Workers’ Compensation Dispensing
To the extent your practice sees workers’ comp patients, or is considering offering this service, dispensing medications at the point of care and billing workers’ comp could be a good solution for your practice. The actual reimbursements vary from state to state, so if you’re interested in this service, please contact us for a risk-free consultation with one of our experts. You can offer this service alongside a cash & carry dispensing option for your non-workers’ comp patients.
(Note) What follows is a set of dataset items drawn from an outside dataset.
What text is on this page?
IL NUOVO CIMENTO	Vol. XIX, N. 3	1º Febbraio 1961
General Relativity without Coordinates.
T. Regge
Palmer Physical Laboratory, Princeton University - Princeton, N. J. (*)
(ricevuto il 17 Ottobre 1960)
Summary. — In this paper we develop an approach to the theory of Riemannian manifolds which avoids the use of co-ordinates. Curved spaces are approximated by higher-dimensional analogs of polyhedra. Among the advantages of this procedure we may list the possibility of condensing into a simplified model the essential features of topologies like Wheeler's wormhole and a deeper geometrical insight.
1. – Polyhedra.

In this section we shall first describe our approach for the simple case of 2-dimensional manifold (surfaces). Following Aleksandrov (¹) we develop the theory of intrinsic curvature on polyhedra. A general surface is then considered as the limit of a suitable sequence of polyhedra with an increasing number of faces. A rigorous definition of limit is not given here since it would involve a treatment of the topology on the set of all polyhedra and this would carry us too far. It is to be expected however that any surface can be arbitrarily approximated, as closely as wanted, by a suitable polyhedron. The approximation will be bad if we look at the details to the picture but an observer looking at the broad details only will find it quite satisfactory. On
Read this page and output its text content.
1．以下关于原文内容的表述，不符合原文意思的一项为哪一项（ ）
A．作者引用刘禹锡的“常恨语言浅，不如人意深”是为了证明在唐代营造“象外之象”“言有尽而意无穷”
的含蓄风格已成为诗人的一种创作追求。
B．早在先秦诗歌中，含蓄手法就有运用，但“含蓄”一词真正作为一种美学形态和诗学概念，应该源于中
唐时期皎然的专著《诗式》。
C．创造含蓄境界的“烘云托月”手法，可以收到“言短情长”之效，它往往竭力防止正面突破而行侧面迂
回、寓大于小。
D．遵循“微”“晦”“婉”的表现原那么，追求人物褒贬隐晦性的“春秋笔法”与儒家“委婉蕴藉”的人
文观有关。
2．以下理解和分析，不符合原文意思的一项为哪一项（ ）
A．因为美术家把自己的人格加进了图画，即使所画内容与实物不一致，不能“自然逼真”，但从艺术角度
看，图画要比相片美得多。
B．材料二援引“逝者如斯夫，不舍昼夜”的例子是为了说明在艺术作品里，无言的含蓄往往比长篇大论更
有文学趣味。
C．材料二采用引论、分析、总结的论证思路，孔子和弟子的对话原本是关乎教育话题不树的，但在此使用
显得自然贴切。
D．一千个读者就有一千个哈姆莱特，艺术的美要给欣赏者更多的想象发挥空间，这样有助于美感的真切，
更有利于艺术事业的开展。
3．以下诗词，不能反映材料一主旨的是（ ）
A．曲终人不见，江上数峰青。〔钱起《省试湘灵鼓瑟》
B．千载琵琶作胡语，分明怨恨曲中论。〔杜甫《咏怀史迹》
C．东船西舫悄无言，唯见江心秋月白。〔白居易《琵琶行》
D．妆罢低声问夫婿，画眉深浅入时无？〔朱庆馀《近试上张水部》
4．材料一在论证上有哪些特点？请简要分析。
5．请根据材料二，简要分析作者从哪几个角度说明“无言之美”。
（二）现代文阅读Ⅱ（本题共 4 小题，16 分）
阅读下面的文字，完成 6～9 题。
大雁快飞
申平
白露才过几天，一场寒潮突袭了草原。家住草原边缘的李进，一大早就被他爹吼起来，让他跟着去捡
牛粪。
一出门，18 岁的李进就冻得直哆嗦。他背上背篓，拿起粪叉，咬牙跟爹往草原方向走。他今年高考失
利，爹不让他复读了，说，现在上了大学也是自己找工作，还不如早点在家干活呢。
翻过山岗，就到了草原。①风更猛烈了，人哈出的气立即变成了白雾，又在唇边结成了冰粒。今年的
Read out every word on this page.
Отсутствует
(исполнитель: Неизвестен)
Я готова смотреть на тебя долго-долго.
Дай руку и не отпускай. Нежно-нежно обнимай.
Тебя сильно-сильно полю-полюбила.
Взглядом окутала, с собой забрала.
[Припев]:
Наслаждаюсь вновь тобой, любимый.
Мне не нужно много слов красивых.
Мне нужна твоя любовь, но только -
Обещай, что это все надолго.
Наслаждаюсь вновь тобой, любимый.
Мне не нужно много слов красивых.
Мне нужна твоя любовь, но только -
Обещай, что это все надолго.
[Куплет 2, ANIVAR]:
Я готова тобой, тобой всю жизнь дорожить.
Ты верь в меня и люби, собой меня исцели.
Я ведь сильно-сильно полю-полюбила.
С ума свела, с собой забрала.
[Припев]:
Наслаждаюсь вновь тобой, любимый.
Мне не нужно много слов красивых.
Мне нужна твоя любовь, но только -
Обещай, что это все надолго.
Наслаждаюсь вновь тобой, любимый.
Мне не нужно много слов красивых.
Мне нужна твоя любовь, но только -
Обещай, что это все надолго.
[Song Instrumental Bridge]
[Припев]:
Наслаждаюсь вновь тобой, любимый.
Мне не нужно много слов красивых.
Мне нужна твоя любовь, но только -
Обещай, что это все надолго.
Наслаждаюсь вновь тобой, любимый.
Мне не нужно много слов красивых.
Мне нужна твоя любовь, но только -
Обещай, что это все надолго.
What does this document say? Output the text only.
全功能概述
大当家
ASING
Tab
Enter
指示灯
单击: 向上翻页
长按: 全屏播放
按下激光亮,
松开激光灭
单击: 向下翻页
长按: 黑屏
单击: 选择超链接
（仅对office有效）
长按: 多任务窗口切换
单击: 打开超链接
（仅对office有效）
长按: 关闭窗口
Private Insurance Dispensing
Most practices initially set out on their dispensing path expecting to bill insurance. Unfortunately, the reality is that it can be very tough to manage the private insurance billing process and to generate income with dispensing when billing insurance. If you choose to bill insurance, you will be a price taker, meaning you have to accept your patients’ insurance for the medications, and you have to accept the reimbursements mandated by the PBM. Depending on your payer mix and the medications you choose to carry in the office, this can sometimes mean that the reimbursements are less than the cost of the medications. There are certain specialties where it can make sense to bill insurance but in most situations it’s better to offer cash & carry. Ultimately if your patients want to use their insurance, they can take their prescription to the pharmacy just like they do today.
Including Prescription Costs in Your Service Offering
In certain situations, such as Concierge or Direct Primary Care Medicine, it can make sense to offer a prescription medication plan or even include certain prescriptions in your standard monthly fee. This can be a way to further market your practice to patients as well as improve patient satisfaction and patient outcomes.
We’ve also seen practices in Weight Loss and Men’s Health offer an “all-included” model. For example, if you have a weight loss practice, you may offer a 90-day all-included weight loss program, where patients pay a fixed fee for their visits, nutrition plan, exercise plan, and medications to the extent they are recommended by the provider. This can be a great selling point for patients to sign up for the program, but the danger with this approach is patients may get upset if the doctor does not recommend the medications. An alternative option is to offer the medications at cost to patients, where recommended.